Isto porque, a partir de 2027, as empresas que adquirirem bens ou serviços de empresas optantes pelo Simples Nacional não terão o crédito integral pela alíquota geral dos novos tributos instituídos (IBS e CBS), salvo se o fornecedor optar pelo regime híbrido de tributação do Simples (opção pela apuração do IBS e CBS fora do Simples Nacional).

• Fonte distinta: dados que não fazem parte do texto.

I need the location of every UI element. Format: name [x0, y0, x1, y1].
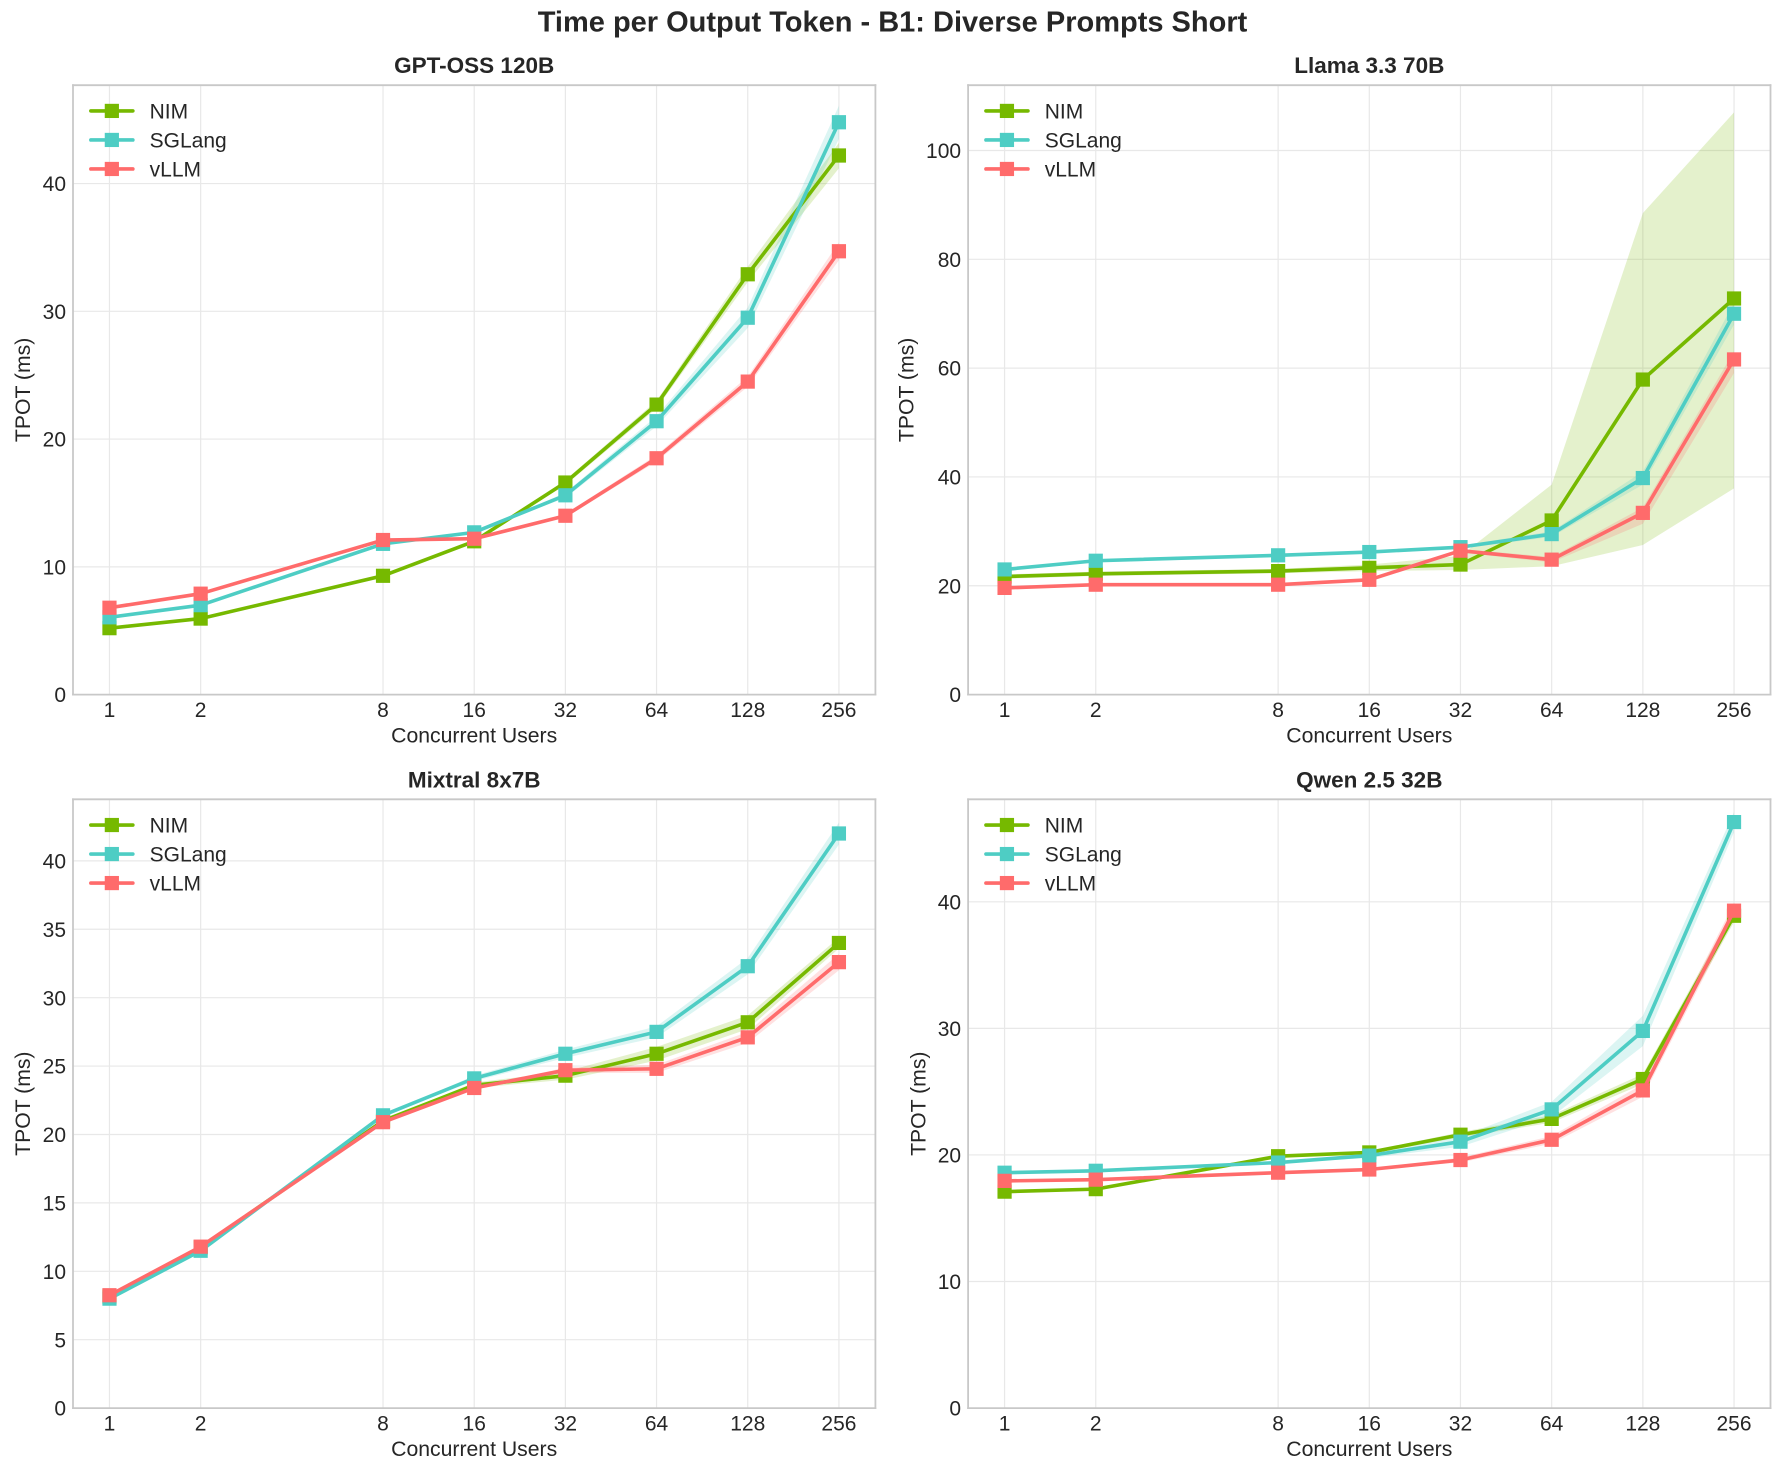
svg-text:15: 15	[43, 1192, 66, 1215]
svg-text:32: 32	[554, 699, 577, 722]
svg-text:40: 40	[43, 173, 66, 196]
svg-text:35: 35	[43, 919, 66, 942]
svg-text:2: 2	[195, 699, 207, 722]
svg-text:2: 2	[1090, 1412, 1102, 1435]
svg-text:Mixtral 8x7B: Mixtral 8x7B	[408, 767, 541, 792]
svg-text:1: 1	[999, 1412, 1011, 1435]
svg-text:16: 16	[463, 1412, 486, 1435]
svg-text:20: 20	[938, 575, 961, 598]
svg-text:NIM: NIM	[1045, 814, 1084, 837]
svg-text:0: 0	[54, 1398, 66, 1421]
svg-text:128: 128	[1625, 699, 1660, 722]
svg-text:GPT-OSS 120B: GPT-OSS 120B	[394, 53, 554, 78]
svg-text:SGLang: SGLang	[1045, 129, 1122, 152]
svg-text:16: 16	[1358, 1412, 1381, 1435]
svg-text:30: 30	[43, 301, 66, 324]
svg-text:16: 16	[1358, 699, 1381, 722]
svg-text:40: 40	[938, 467, 961, 490]
svg-text:25: 25	[43, 1056, 66, 1079]
svg-text:Qwen 2.5 32B: Qwen 2.5 32B	[1296, 767, 1442, 792]
svg-text:Llama 3.3 70B: Llama 3.3 70B	[1294, 53, 1444, 78]
svg-text:TPOT (ms): TPOT (ms)	[896, 338, 919, 442]
svg-text:64: 64	[1540, 1412, 1564, 1435]
svg-text:NIM: NIM	[1045, 100, 1084, 123]
svg-text:256: 256	[1717, 1412, 1752, 1435]
svg-text:2: 2	[195, 1412, 207, 1435]
svg-text:TPOT (ms): TPOT (ms)	[907, 1052, 930, 1156]
svg-text:0: 0	[54, 684, 66, 707]
svg-text:SGLang: SGLang	[150, 129, 227, 152]
svg-text:8: 8	[377, 699, 389, 722]
svg-text:20: 20	[43, 1124, 66, 1147]
svg-text:Concurrent Users: Concurrent Users	[391, 725, 557, 748]
svg-text:30: 30	[43, 987, 66, 1010]
svg-text:1: 1	[999, 699, 1011, 722]
svg-text:128: 128	[730, 699, 765, 722]
svg-text:1: 1	[104, 1412, 116, 1435]
svg-text:Concurrent Users: Concurrent Users	[1286, 1438, 1452, 1461]
svg-text:TPOT (ms): TPOT (ms)	[12, 338, 35, 442]
svg-text:64: 64	[645, 699, 669, 722]
svg-text:5: 5	[54, 1329, 66, 1352]
svg-text:60: 60	[938, 358, 961, 381]
svg-text:Concurrent Users: Concurrent Users	[391, 1438, 557, 1461]
svg-text:128: 128	[1625, 1412, 1660, 1435]
svg-text:20: 20	[938, 1145, 961, 1168]
svg-text:16: 16	[463, 699, 486, 722]
svg-text:32: 32	[1449, 1412, 1472, 1435]
svg-text:32: 32	[554, 1412, 577, 1435]
svg-text:256: 256	[821, 1412, 856, 1435]
svg-text:100: 100	[926, 140, 961, 163]
svg-text:vLLM: vLLM	[150, 158, 201, 181]
svg-text:8: 8	[1272, 699, 1284, 722]
svg-text:NIM: NIM	[150, 814, 189, 837]
svg-text:64: 64	[1540, 699, 1564, 722]
svg-text:80: 80	[938, 249, 961, 272]
svg-text:20: 20	[43, 429, 66, 452]
svg-text:2: 2	[1090, 699, 1102, 722]
svg-text:SGLang: SGLang	[150, 843, 227, 866]
svg-text:10: 10	[43, 556, 66, 579]
svg-text:30: 30	[938, 1018, 961, 1041]
svg-text:128: 128	[730, 1412, 765, 1435]
svg-text:vLLM: vLLM	[1045, 872, 1096, 895]
svg-text:10: 10	[43, 1261, 66, 1284]
svg-text:10: 10	[938, 1271, 961, 1294]
svg-text:vLLM: vLLM	[1045, 158, 1096, 181]
svg-text:Concurrent Users: Concurrent Users	[1286, 725, 1452, 748]
svg-text:8: 8	[377, 1412, 389, 1435]
svg-text:40: 40	[938, 891, 961, 914]
svg-text:1: 1	[104, 699, 116, 722]
svg-text:SGLang: SGLang	[1045, 843, 1122, 866]
svg-text:Time per Output Token - B1: Di: Time per Output Token - B1: Diverse Prom…	[538, 7, 1248, 39]
svg-text:8: 8	[1272, 1412, 1284, 1435]
svg-text:TPOT (ms): TPOT (ms)	[12, 1052, 35, 1156]
svg-text:vLLM: vLLM	[150, 872, 201, 895]
svg-text:NIM: NIM	[150, 100, 189, 123]
svg-text:32: 32	[1449, 699, 1472, 722]
svg-text:256: 256	[821, 699, 856, 722]
svg-text:40: 40	[43, 850, 66, 873]
svg-text:0: 0	[949, 684, 961, 707]
svg-text:64: 64	[645, 1412, 669, 1435]
svg-text:0: 0	[949, 1398, 961, 1421]
svg-text:256: 256	[1717, 699, 1752, 722]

Uma alternativa que poderá ser analisada é a separação operacional em empresas distintas, ambas optantes pelo Simples Nacional, cada uma com foco em um perfil de cliente:
Empresa 1 – Simples Nacional (Sistema Aglutinado de Apuração) – operação como varejista e pequeno atacado:
- Atendimento a pessoas físicas;
- Atendimento a empresas optantes pelo Simples Nacional que estejam no regime normal
Empresa 2 – Simples Nacional (Sistema Híbrido) – operação como distribuidora:
- Opção pelo Sistema Híbrido;
- Atendimento a empresas tributadas pelo Lucro Real ou Lucro Presumido, possibilitando uma estratégia tributária mais adequada para operações B2B.
Importante: Essa estrutura deve ser planejada com fundamento econômico, operacional e jurídico, observando a legislação da reforma tributária e evitando configurações que possam caracterizar Planejamento Tributário abusivo.
Cada empresa possui uma realidade diferente. Antes de implementar qualquer estratégia, realize um estudo tributário personalizado.